Behind Closed Doors: Billionaire Leon Black Drags His $170M Epstein Baggage to Congress
The former Apollo CEO is finally getting grilled by a House panel over his massive payments to the world's most notorious financial fixer.

Get your popcorn ready, because the DC swamp is hosting quite the VIP guest this Friday morning. Billionaire financier and corporate elite poster boy Leon Black is scheduled to pull up to the House Committee on Oversight and Reform for a cozy, closed-door chat about his old pal Jeffrey Epstein. Because nothing says "I have absolutely nothing to hide" quite like a secret congressional deposition that we might get to read in a heavily redacted transcript months from now, if we’re lucky.
Black, the former CEO and chairman of Apollo Global Management, has been dodging questions about his Epstein connection for years. But the heat got turned up to eleven after the Department of Justice dumped millions of Epstein-related files late last year and earlier this year. Apparently, having your name splattered across federal documents isn't great for the corporate aesthetic, which is probably why Black had to step down from his Apollo throne back in 2021.

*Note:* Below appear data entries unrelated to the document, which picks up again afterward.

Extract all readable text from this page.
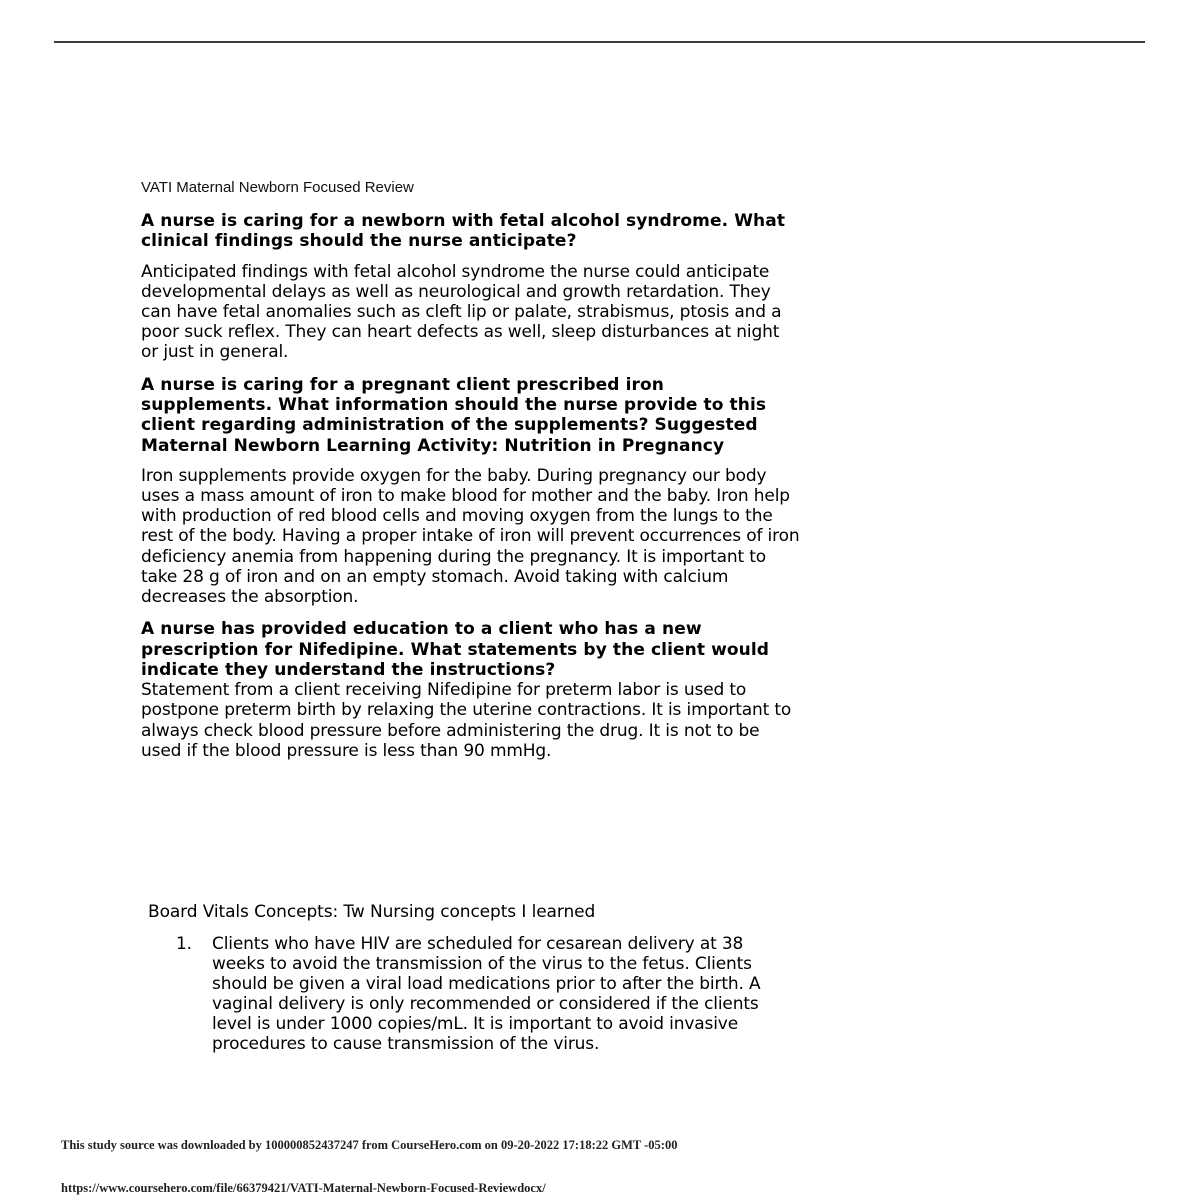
VATI Maternal Newborn Focused Review

A nurse is caring for a newborn with fetal alcohol syndrome. What clinical findings should the nurse anticipate?

Anticipated findings with fetal alcohol syndrome the nurse could anticipate developmental delays as well as neurological and growth retardation. They can have fetal anomalies such as cleft lip or palate, strabismus, ptosis and a poor suck reflex. They can heart defects as well, sleep disturbances at night or just in general.

A nurse is caring for a pregnant client prescribed iron supplements. What information should the nurse provide to this client regarding administration of the supplements? Suggested Maternal Newborn Learning Activity: Nutrition in Pregnancy

Iron supplements provide oxygen for the baby. During pregnancy our body uses a mass amount of iron to make blood for mother and the baby. Iron help with production of red blood cells and moving oxygen from the lungs to the rest of the body. Having a proper intake of iron will prevent occurrences of iron deficiency anemia from happening during the pregnancy. It is important to take 28 g of iron and on an empty stomach. Avoid taking with calcium decreases the absorption.

A nurse has provided education to a client who has a new prescription for Nifedipine. What statements by the client would indicate they understand the instructions?

Statement from a client receiving Nifedipine for preterm labor is used to postpone preterm birth by relaxing the uterine contractions. It is important to always check blood pressure before administering the drug. It is not to be used if the blood pressure is less than 90 mmHg.

Board Vitals Concepts: Tw Nursing concepts I learned

1. Clients who have HIV are scheduled for cesarean delivery at 38 weeks to avoid the transmission of the virus to the fetus. Clients should be given a viral load medications prior to after the birth. A vaginal delivery is only recommended or considered if the clients level is under 1000 copies/mL. It is important to avoid invasive procedures to cause transmission of the virus.
This study source was downloaded by 100000852437247 from CourseHero.com on 09-20-2022 17:18:22 GMT -05:00
https://www.coursehero.com/file/66379421/VATI-Maternal-Newborn-Focused-Reviewdocx/
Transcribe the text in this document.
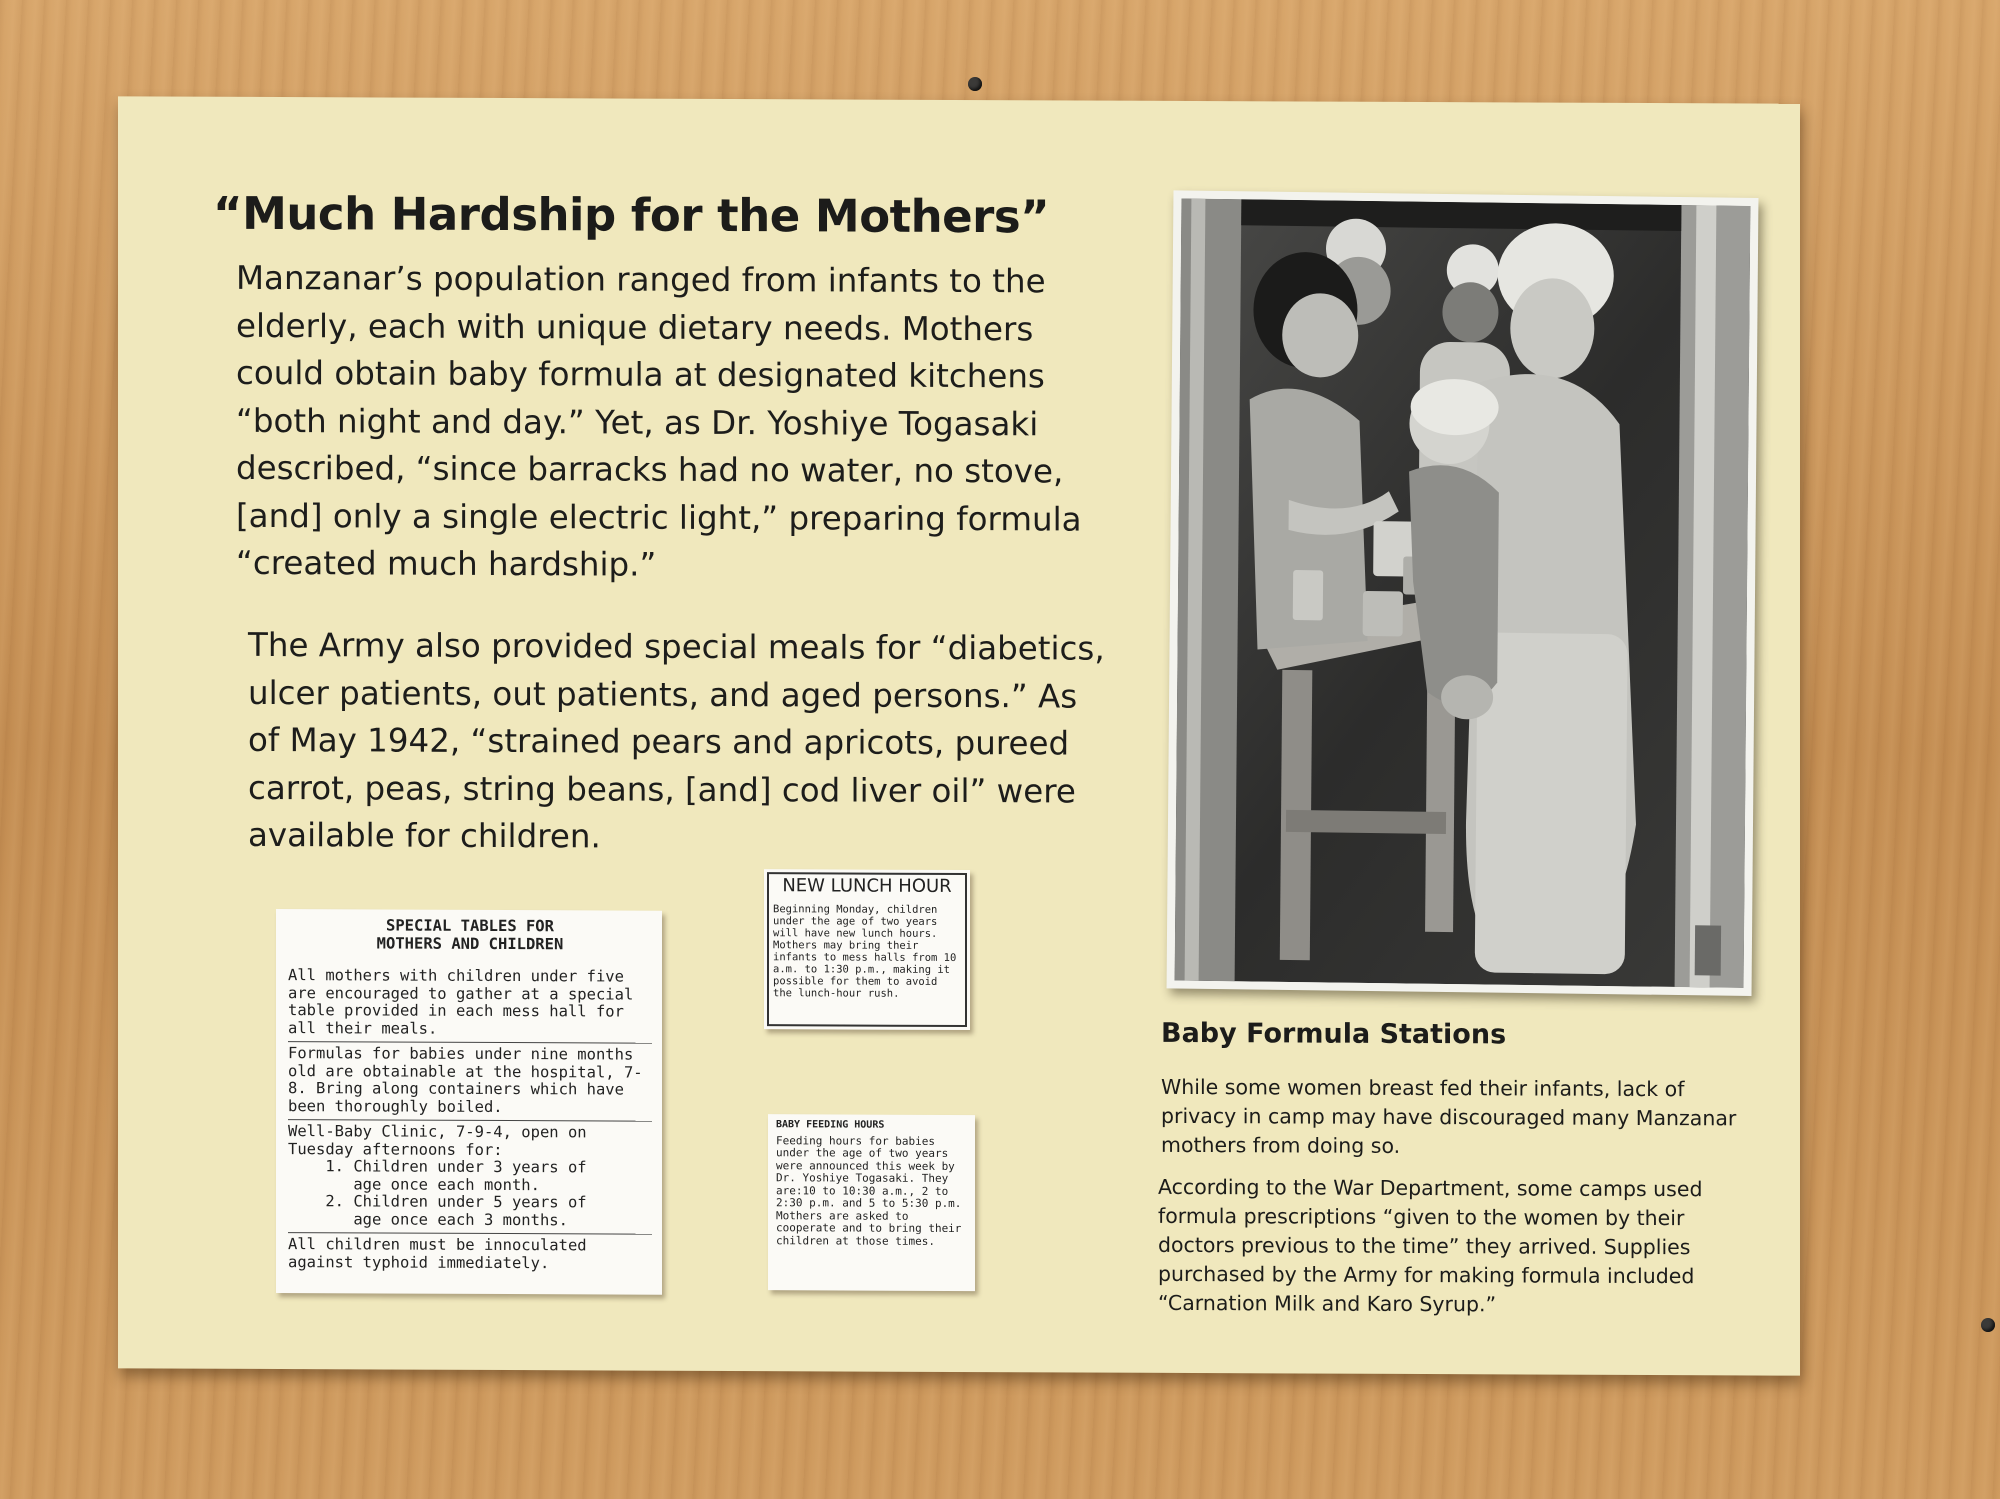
“Much Hardship for the Mothers”

Manzanar’s population ranged from infants to the elderly, each with unique dietary needs. Mothers could obtain baby formula at designated kitchens “both night and day.” Yet, as Dr. Yoshiye Togasaki described, “since barracks had no water, no stove, [and] only a single electric light,” preparing formula “created much hardship.”

The Army also provided special meals for “diabetics, ulcer patients, out patients, and aged persons.” As of May 1942, “strained pears and apricots, pureed carrot, peas, string beans, [and] cod liver oil” were available for children.

SPECIAL TABLES FOR
MOTHERS AND CHILDREN
All mothers with children under five are encouraged to gather at a special table provided in each mess hall for all their meals.
Formulas for babies under nine months old are obtainable at the hospital, 7-8. Bring along containers which have been thoroughly boiled.
Well-Baby Clinic, 7-9-4, open on Tuesday afternoons for:
1. Children under 3 years of
age once each month.
2. Children under 5 years of
age once each 3 months.
All children must be innoculated against typhoid immediately.
NEW LUNCH HOUR
Beginning Monday, children under the age of two years will have new lunch hours. Mothers may bring their infants to mess halls from 10 a.m. to 1:30 p.m., making it possible for them to avoid the lunch-hour rush.
BABY FEEDING HOURS
Feeding hours for babies under the age of two years were announced this week by Dr. Yoshiye Togasaki. They are:10 to 10:30 a.m., 2 to 2:30 p.m. and 5 to 5:30 p.m. Mothers are asked to cooperate and to bring their children at those times.
Baby Formula Stations

While some women breast fed their infants, lack of privacy in camp may have discouraged many Manzanar mothers from doing so.

According to the War Department, some camps used formula prescriptions “given to the women by their doctors previous to the time” they arrived. Supplies purchased by the Army for making formula included “Carnation Milk and Karo Syrup.”
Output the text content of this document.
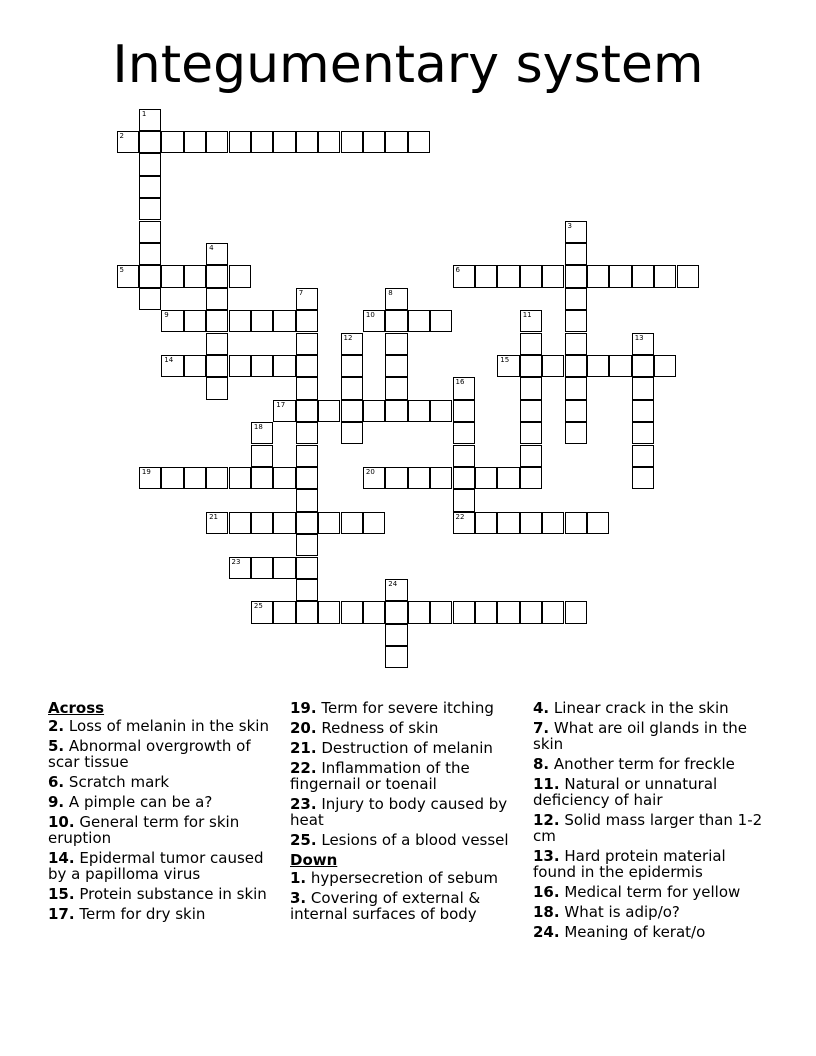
Integumentary system
1
2
3
4
5	6
7	8
9	10	11
12	13
14	15
16
22
17
18
19	20
21
23
24
25
Across
2. Loss of melanin in the skin
5. Abnormal overgrowth of scar tissue
6. Scratch mark
9. A pimple can be a?
10. General term for skin eruption
14. Epidermal tumor caused by a papilloma virus
15. Protein substance in skin
17. Term for dry skin
19. Term for severe itching
20. Redness of skin
21. Destruction of melanin
22. Inflammation of the fingernail or toenail
23. Injury to body caused by heat
25. Lesions of a blood vessel
Down
1. hypersecretion of sebum
3. Covering of external & internal surfaces of body
4. Linear crack in the skin
7. What are oil glands in the skin
8. Another term for freckle
11. Natural or unnatural deficiency of hair
12. Solid mass larger than 1-2 cm
13. Hard protein material found in the epidermis
16. Medical term for yellow
18. What is adip/o?
24. Meaning of kerat/o
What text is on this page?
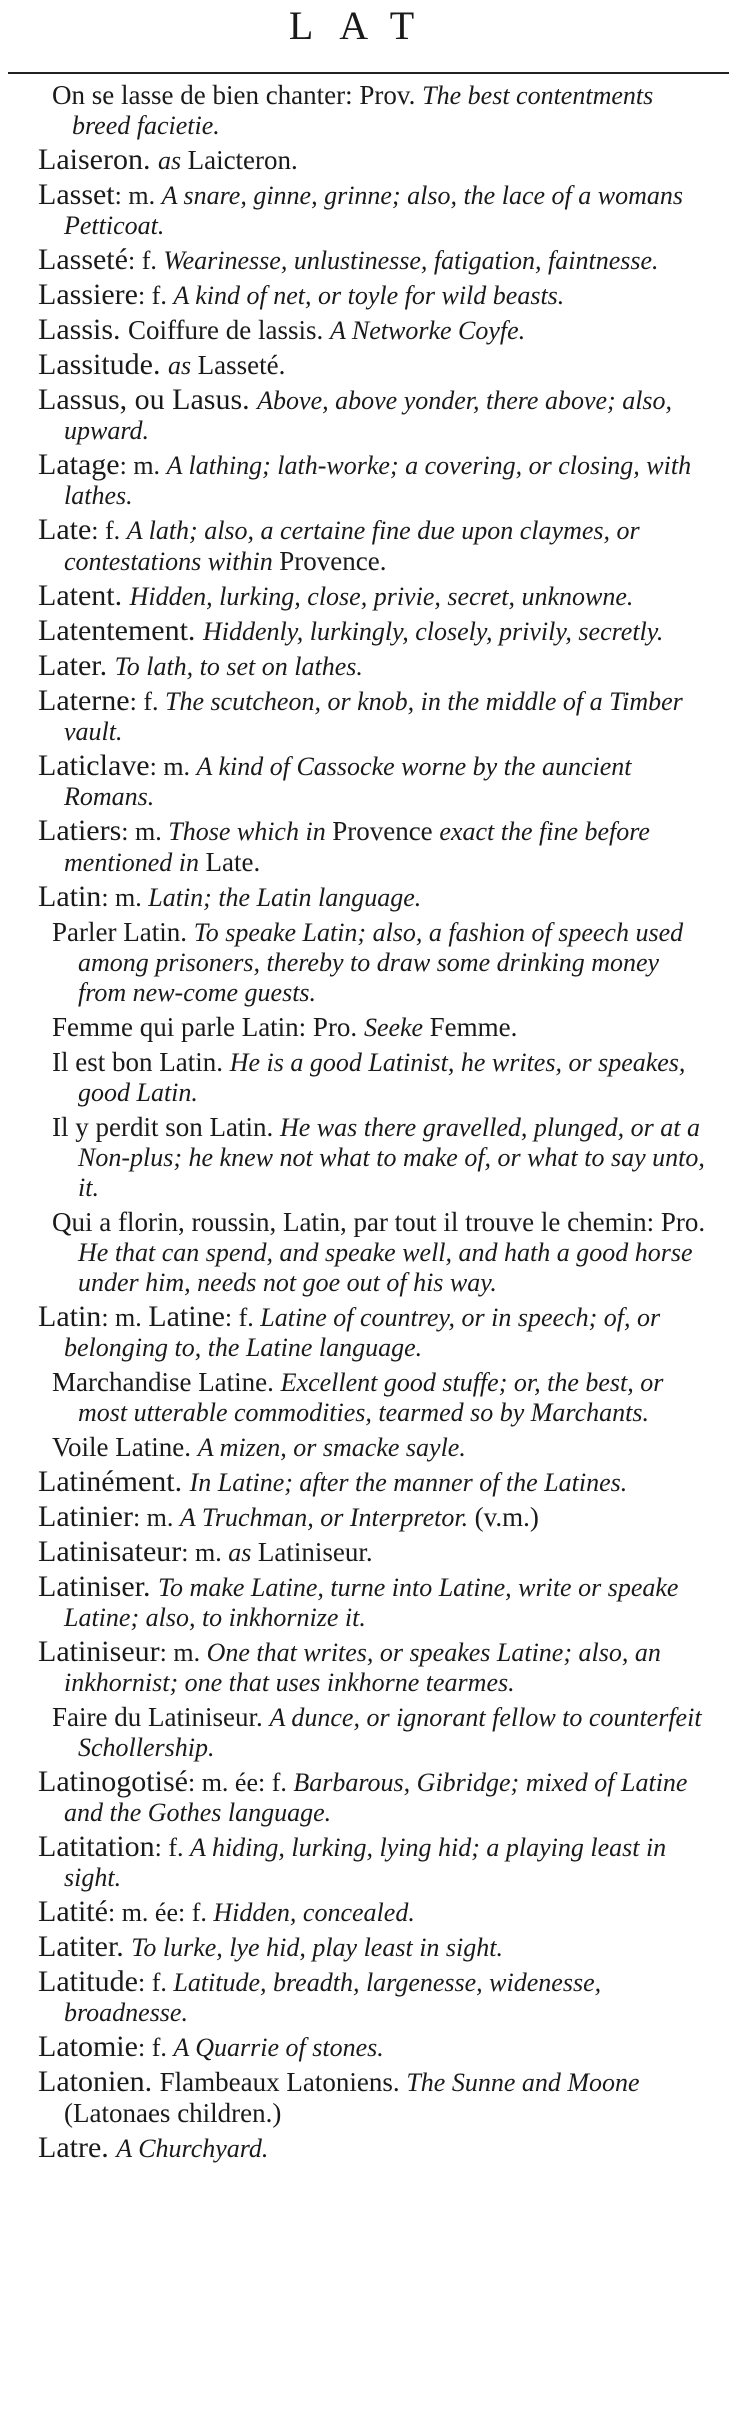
LAT
On se lasse de bien chanter: Prov. The best contentments breed facietie.
Laiseron. as Laicteron.
Lasset: m. A snare, ginne, grinne; also, the lace of a womans Petticoat.
Lasseté: f. Wearinesse, unlustinesse, fatigation, faintnesse.
Lassiere: f. A kind of net, or toyle for wild beasts.
Lassis. Coiffure de lassis. A Networke Coyfe.
Lassitude. as Lasseté.
Lassus, ou Lasus. Above, above yonder, there above; also, upward.
Latage: m. A lathing; lath-worke; a covering, or closing, with lathes.
Late: f. A lath; also, a certaine fine due upon claymes, or contestations within Provence.
Latent. Hidden, lurking, close, privie, secret, unknowne.
Latentement. Hiddenly, lurkingly, closely, privily, secretly.
Later. To lath, to set on lathes.
Laterne: f. The scutcheon, or knob, in the middle of a Timber vault.
Laticlave: m. A kind of Cassocke worne by the auncient Romans.
Latiers: m. Those which in Provence exact the fine before mentioned in Late.
Latin: m. Latin; the Latin language.
Parler Latin. To speake Latin; also, a fashion of speech used among prisoners, thereby to draw some drinking money from new-come guests.
Femme qui parle Latin: Pro. Seeke Femme.
Il est bon Latin. He is a good Latinist, he writes, or speakes, good Latin.
Il y perdit son Latin. He was there gravelled, plunged, or at a Non-plus; he knew not what to make of, or what to say unto, it.
Qui a florin, roussin, Latin, par tout il trouve le chemin: Pro. He that can spend, and speake well, and hath a good horse under him, needs not goe out of his way.
Latin: m. Latine: f. Latine of countrey, or in speech; of, or belonging to, the Latine language.
Marchandise Latine. Excellent good stuffe; or, the best, or most utterable commodities, tearmed so by Marchants.
Voile Latine. A mizen, or smacke sayle.
Latinément. In Latine; after the manner of the Latines.
Latinier: m. A Truchman, or Interpretor. (v.m.)
Latinisateur: m. as Latiniseur.
Latiniser. To make Latine, turne into Latine, write or speake Latine; also, to inkhornize it.
Latiniseur: m. One that writes, or speakes Latine; also, an inkhornist; one that uses inkhorne tearmes.
Faire du Latiniseur. A dunce, or ignorant fellow to counterfeit Schollership.
Latinogotisé: m. ée: f. Barbarous, Gibridge; mixed of Latine and the Gothes language.
Latitation: f. A hiding, lurking, lying hid; a playing least in sight.
Latité: m. ée: f. Hidden, concealed.
Latiter. To lurke, lye hid, play least in sight.
Latitude: f. Latitude, breadth, largenesse, widenesse, broadnesse.
Latomie: f. A Quarrie of stones.
Latonien. Flambeaux Latoniens. The Sunne and Moone (Latonaes children.)
Latre. A Churchyard.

According to an independent report that Apollo commissioned several years ago, Epstein was busy providing "financial services" to Black between 2012 and 2017. And get this: Black decided to become Epstein’s absolute biggest client after Epstein pleaded guilty to Florida state prostitution charges in 2008, which literally included procuring a minor. Black proceeded to write checks totaling roughly $170 million in fees to Epstein, according to a Senate Finance Committee investigation. Black’s official explanation? He described his work for Epstein as "tax and estate-planning services." That must have been some world-class tax planning.
The DoJ paper trail got even wilder earlier this year with the release of an FBI presentation slide titled "PROMINENT NAMES," which featured Black's name in bold. Now, to be fair, nobody knows who this presentation was actually made for, and the FBI itself didn’t bother to state that they verified any of the claims. But the unverified allegations listed under Black’s name are something else. One slide alleges that "Epstein told [name redacted] to give Black a massage while Black was naked." Another claim says "another female gave Black a massage and he made her perform oral sex." Black, of course, denies all of it.
On the civil side, Black has been playing legal whack-a-mole with three lawsuits from women alleging sexual abuse. Black has repeatedly denied everything, and his high-powered lawyers are taking a victory lap because one lawsuit has been dismissed, another was withdrawn, and the last one standing is currently facing a "case terminating motion for sanctions," according to his attorney Susan Estrich. His legal team is fully leaning into the "we told you so" defense, claiming subsequent events prove Black was telling the truth all along.